Editorial Suite

Sat, Dec 22, 2012 | By publisher


Editorial Suite

ELECTRIC power problem in Nigeria is like a cat which is generally believed to have nine lives. The problem has survived the efforts of all past federal governments to tame, let alone kill it. For instance, in 2005, the government of former President Olusegun Obasanjo, attempted to solve the power problem with the Power Reform Act which provided for the privatisation of the power sector. As part of that reform, the then National Electric Power Authority, which was renamed Power Holding Company of Nigeria, PHCN, was to be unbundled for privatisation. But the reform did not go far before Obasanjo left office in 2007. But before then, he had sunk $16 billion into the NIPP without anything to show for it.

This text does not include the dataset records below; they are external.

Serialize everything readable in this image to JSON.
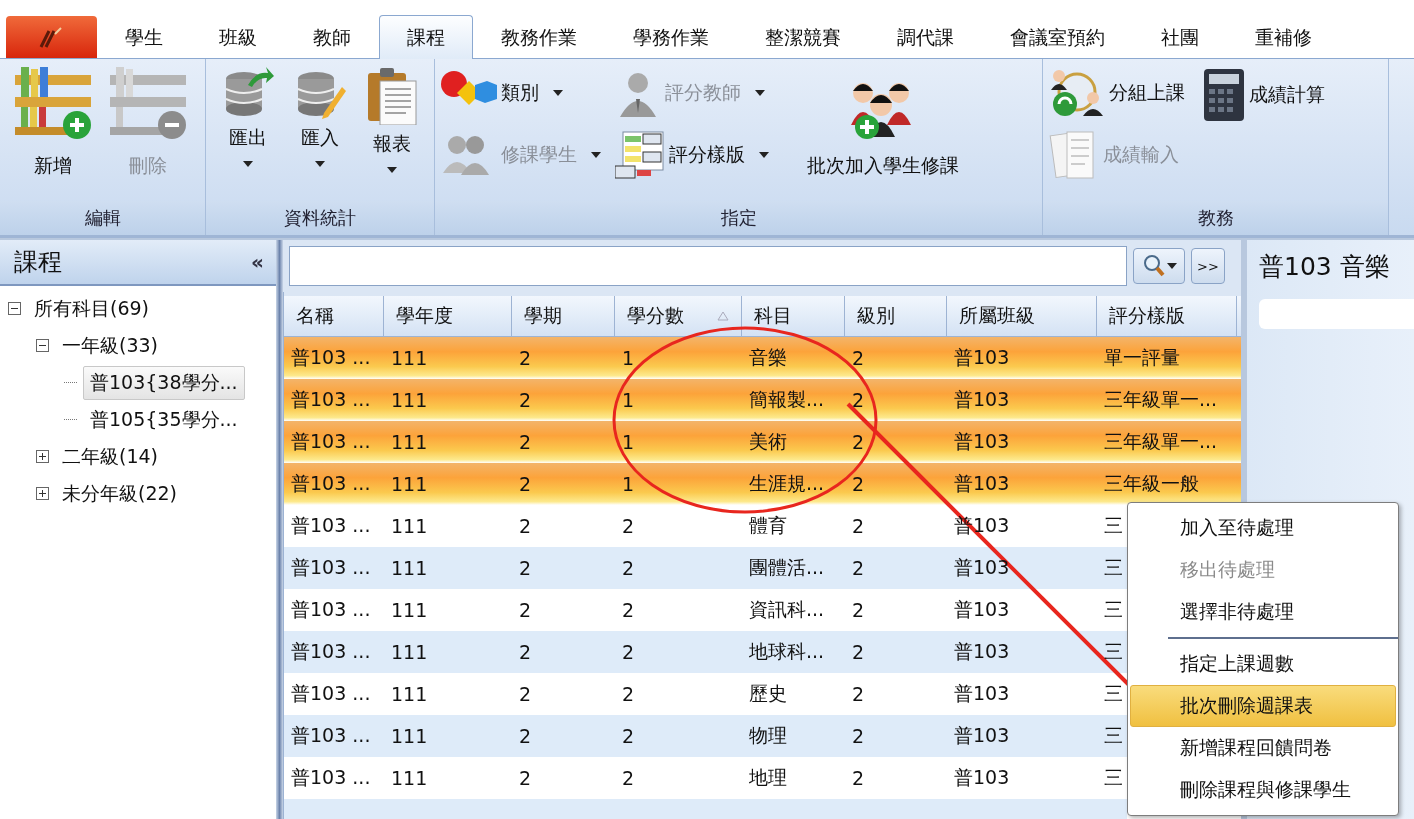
{
  "app_tabs": [
    {
      "label": "學生",
      "selected": false
    },
    {
      "label": "班級",
      "selected": false
    },
    {
      "label": "教師",
      "selected": false
    },
    {
      "label": "課程",
      "selected": true
    },
    {
      "label": "教務作業",
      "selected": false
    },
    {
      "label": "學務作業",
      "selected": false
    },
    {
      "label": "整潔競賽",
      "selected": false
    },
    {
      "label": "調代課",
      "selected": false
    },
    {
      "label": "會議室預約",
      "selected": false
    },
    {
      "label": "社團",
      "selected": false
    },
    {
      "label": "重補修",
      "selected": false
    }
  ],
  "ribbon": {
    "groups": [
      {
        "label": "編輯",
        "buttons": [
          {
            "label": "新增",
            "disabled": false
          },
          {
            "label": "刪除",
            "disabled": true
          }
        ]
      },
      {
        "label": "資料統計",
        "buttons": [
          {
            "label": "匯出",
            "dropdown": true
          },
          {
            "label": "匯入",
            "dropdown": true
          },
          {
            "label": "報表",
            "dropdown": true
          }
        ]
      },
      {
        "label": "指定",
        "buttons": [
          {
            "label": "類別",
            "dropdown": true,
            "disabled": false
          },
          {
            "label": "修課學生",
            "dropdown": true,
            "disabled": true
          },
          {
            "label": "評分教師",
            "dropdown": true,
            "disabled": true
          },
          {
            "label": "評分樣版",
            "dropdown": true,
            "disabled": false
          },
          {
            "label": "批次加入學生修課",
            "disabled": false
          }
        ]
      },
      {
        "label": "教務",
        "buttons": [
          {
            "label": "分組上課",
            "disabled": false
          },
          {
            "label": "成績輸入",
            "disabled": true
          },
          {
            "label": "成績計算",
            "disabled": false
          }
        ]
      }
    ]
  },
  "sidebar": {
    "title": "課程",
    "collapse": "«",
    "tree": [
      {
        "label": "所有科目(69)",
        "expanded": true,
        "selected": false,
        "children": [
          {
            "label": "一年級(33)",
            "expanded": true,
            "selected": false,
            "children": [
              {
                "label": "普103{38學分...",
                "selected": true
              },
              {
                "label": "普105{35學分...",
                "selected": false
              }
            ]
          },
          {
            "label": "二年級(14)",
            "expanded": false,
            "selected": false
          },
          {
            "label": "未分年級(22)",
            "expanded": false,
            "selected": false
          }
        ]
      }
    ]
  },
  "search": {
    "more_label": ">>"
  },
  "table": {
    "columns": [
      {
        "label": "名稱",
        "sorted": false
      },
      {
        "label": "學年度",
        "sorted": false
      },
      {
        "label": "學期",
        "sorted": false
      },
      {
        "label": "學分數",
        "sorted": true
      },
      {
        "label": "科目",
        "sorted": false
      },
      {
        "label": "級別",
        "sorted": false
      },
      {
        "label": "所屬班級",
        "sorted": false
      },
      {
        "label": "評分樣版",
        "sorted": false
      }
    ],
    "rows": [
      {
        "selected": true,
        "cells": [
          "普103 ...",
          "111",
          "2",
          "1",
          "音樂",
          "2",
          "普103",
          "單一評量"
        ]
      },
      {
        "selected": true,
        "cells": [
          "普103 ...",
          "111",
          "2",
          "1",
          "簡報製...",
          "2",
          "普103",
          "三年級單一..."
        ]
      },
      {
        "selected": true,
        "cells": [
          "普103 ...",
          "111",
          "2",
          "1",
          "美術",
          "2",
          "普103",
          "三年級單一..."
        ]
      },
      {
        "selected": true,
        "cells": [
          "普103 ...",
          "111",
          "2",
          "1",
          "生涯規...",
          "2",
          "普103",
          "三年級一般"
        ]
      },
      {
        "selected": false,
        "cells": [
          "普103 ...",
          "111",
          "2",
          "2",
          "體育",
          "2",
          "普103",
          "三"
        ]
      },
      {
        "selected": false,
        "cells": [
          "普103 ...",
          "111",
          "2",
          "2",
          "團體活...",
          "2",
          "普103",
          "三"
        ]
      },
      {
        "selected": false,
        "cells": [
          "普103 ...",
          "111",
          "2",
          "2",
          "資訊科...",
          "2",
          "普103",
          "三"
        ]
      },
      {
        "selected": false,
        "cells": [
          "普103 ...",
          "111",
          "2",
          "2",
          "地球科...",
          "2",
          "普103",
          "三"
        ]
      },
      {
        "selected": false,
        "cells": [
          "普103 ...",
          "111",
          "2",
          "2",
          "歷史",
          "2",
          "普103",
          "三"
        ]
      },
      {
        "selected": false,
        "cells": [
          "普103 ...",
          "111",
          "2",
          "2",
          "物理",
          "2",
          "普103",
          "三"
        ]
      },
      {
        "selected": false,
        "cells": [
          "普103 ...",
          "111",
          "2",
          "2",
          "地理",
          "2",
          "普103",
          "三"
        ]
      }
    ]
  },
  "detail": {
    "title": "普103 音樂"
  },
  "context_menu": {
    "sections": [
      {
        "items": [
          {
            "label": "加入至待處理",
            "disabled": false,
            "selected": false
          },
          {
            "label": "移出待處理",
            "disabled": true,
            "selected": false
          },
          {
            "label": "選擇非待處理",
            "disabled": false,
            "selected": false
          }
        ]
      },
      {
        "items": [
          {
            "label": "指定上課週數",
            "disabled": false,
            "selected": false
          },
          {
            "label": "批次刪除週課表",
            "disabled": false,
            "selected": true
          },
          {
            "label": "新增課程回饋問卷",
            "disabled": false,
            "selected": false
          },
          {
            "label": "刪除課程與修課學生",
            "disabled": false,
            "selected": false
          }
        ]
      }
    ]
  }
}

Late President Umaru Musa Yar’Adua, who took over from Obasanjo, also acknowledged the enormity of electric power problem and promised to confront it headlong by declaring a state of emergency in the power sector. He never did so for the more than two years that the regime lasted. But President Goodluck Ebele Jonathan, who was also a key member of the Yar’Adua presidency, showed some zeal to confront the problem when he set up the presidential Task-force on Power on August 26, 2010, with a clear mandate to come up with a power reform time-table. The task-force came up with a road map for power which Jonathan launched in 2010. According to the power road-map, by the middle of 2013, all homes and factories in Nigeria will start to enjoy uninterrupted electricity supply.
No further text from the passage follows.